There is nothing more heart breaking in professional sales than losing the deal at the end of a long sales process, after you've invested so much time, effort, expense‚ even travel! When the lost sale occurs, we should be careful not to let our anger and frustration get the best of us, and instead, shift our focus to a new goal: keep the door open for future sales opportunity. Consider these tips when you lose the deal:
- Stay positive! Negativity will create the biggest barrier to future sales opportunities with the company that got away. Do not allow negativity, in any form, to surface toward the prospect or your competitor. When you get word that you've lost the deal, strive for a disposition of "cheerfully disappointed."
- Never indicate that you feel the customer is making a mistake or that the provider they selected is a poor choice. Doing so shows a lack of maturity and class. It also creates a scenario in which, if the customer were to come back to you, they would feel like they were eating crow or might hear an "I told you so" from you (i.e., barrier to future business).
- No guilt trips. It is one thing to let a customer know you are disappointed at losing an opportunity; it is quite another to make them feel responsible for your poor quarterly performance or any negative impact of not getting the business. Nobody likes a martyr. And customers rarely do business with people they don't like.
- Always ask for feedback about why the other provider was selected, and then listen Do NOT challenge the customer's choice in provider or their logic behind it!
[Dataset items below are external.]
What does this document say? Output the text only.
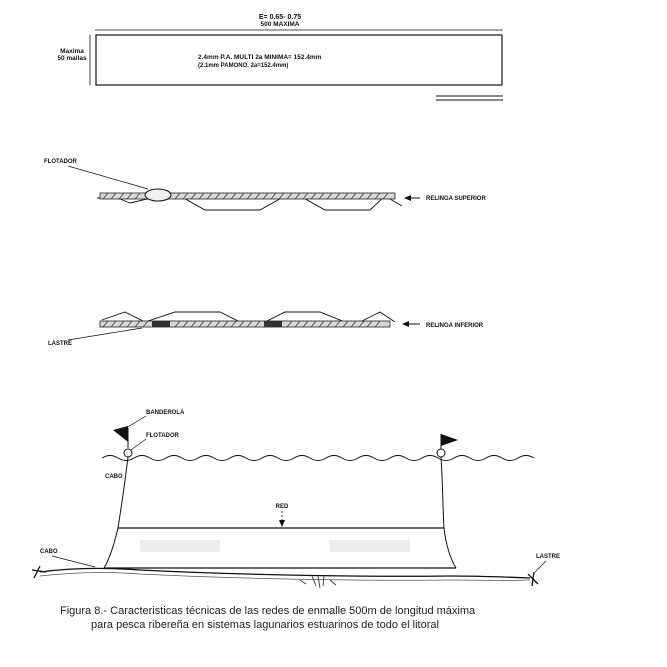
E= 0.65- 0.75
500 MAXIMA
Maxima
50 mallas	2.4mm P.A. MULTI 2a MINIMA= 152.4mm
(2.1mm PAMONO. 2a=152.4mm)
FLOTADOR
RELINGA SUPERIOR
LASTRE
RELINGA INFERIOR
BANDEROLA
FLOTADOR
CABO
RED
CABO
LASTRE
Figura 8.- Caracteristicas técnicas de las redes de enmalle 500m de longitud máxima
para pesca ribereña en sistemas lagunarios estuarinos de todo el litoral
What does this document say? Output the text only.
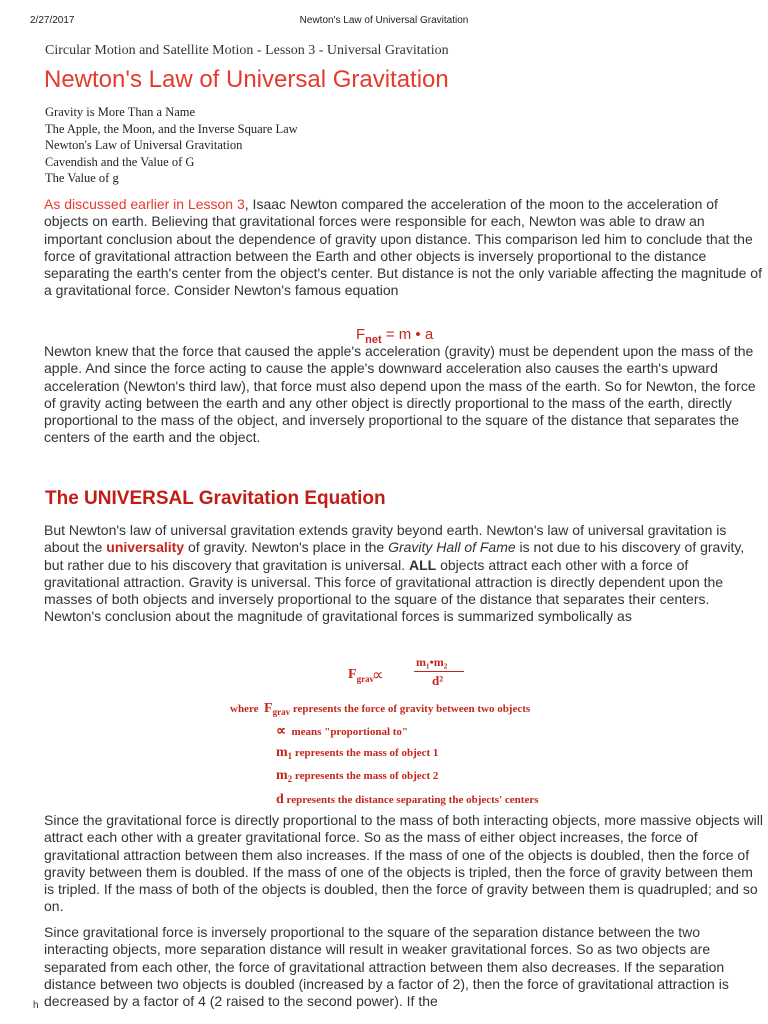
2/27/2017	Newton's Law of Universal Gravitation
Circular Motion and Satellite Motion - Lesson 3 - Universal Gravitation
Newton's Law of Universal Gravitation
Gravity is More Than a Name
The Apple, the Moon, and the Inverse Square Law
Newton's Law of Universal Gravitation
Cavendish and the Value of G
The Value of g

As discussed earlier in Lesson 3, Isaac Newton compared the acceleration of the moon to the acceleration of objects on earth. Believing that gravitational forces were responsible for each, Newton was able to draw an important conclusion about the dependence of gravity upon distance. This comparison led him to conclude that the force of gravitational attraction between the Earth and other objects is inversely proportional to the distance separating the earth's center from the object's center. But distance is not the only variable affecting the magnitude of a gravitational force. Consider Newton's famous equation

$F_{net} = m$ • a

Newton knew that the force that caused the apple's acceleration (gravity) must be dependent upon the mass of the apple. And since the force acting to cause the apple's downward acceleration also causes the earth's upward acceleration (Newton's third law), that force must also depend upon the mass of the earth. So for Newton, the force of gravity acting between the earth and any other object is directly proportional to the mass of the earth, directly proportional to the mass of the object, and inversely proportional to the square of the distance that separates the centers of the earth and the object.

The UNIVERSAL Gravitation Equation

But Newton's law of universal gravitation extends gravity beyond earth. Newton's law of universal gravitation is about the universality of gravity. Newton's place in the Gravity Hall of Fame is not due to his discovery of gravity, but rather due to his discovery that gravitation is universal. ALL objects attract each other with a force of gravitational attraction. Gravity is universal. This force of gravitational attraction is directly dependent upon the masses of both objects and inversely proportional to the square of the distance that separates their centers. Newton's conclusion about the magnitude of gravitational forces is summarized symbolically as

$F_{grav}$
∝
m₁•m₂
d²
where $F_{grav}$ represents the force of gravity between two objects
∝ means "proportional to"
$m_1$ represents the mass of object 1
$m_2$ represents the mass of object 2
d represents the distance separating the objects' centers

Since the gravitational force is directly proportional to the mass of both interacting objects, more massive objects will attract each other with a greater gravitational force. So as the mass of either object increases, the force of gravitational attraction between them also increases. If the mass of one of the objects is doubled, then the force of gravity between them is doubled. If the mass of one of the objects is tripled, then the force of gravity between them is tripled. If the mass of both of the objects is doubled, then the force of gravity between them is quadrupled; and so on.

Since gravitational force is inversely proportional to the square of the separation distance between the two interacting objects, more separation distance will result in weaker gravitational forces. So as two objects are separated from each other, the force of gravitational attraction between them also decreases. If the separation distance between two objects is doubled (increased by a factor of 2), then the force of gravitational attraction is decreased by a factor of 4 (2 raised to the second power). If the

h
Use this practice to demonstrate your commitment to excellence, and gather valuable insights to boost your future sales success.
- Continue to invest in the relationship. Communicate to "lost" customers how much you enjoyed working with and getting to know them through the sales process. Share reasons why you like them or believe they will be successful moving forward. Candidly state your desire to keep the lines of communication open and for another opportunity to work with them in the future.
Losing out on a big sale is a deflating experience. If we focus on removing barriers for future business and cultivating a positive position with the customer, the loss may very well be temporary.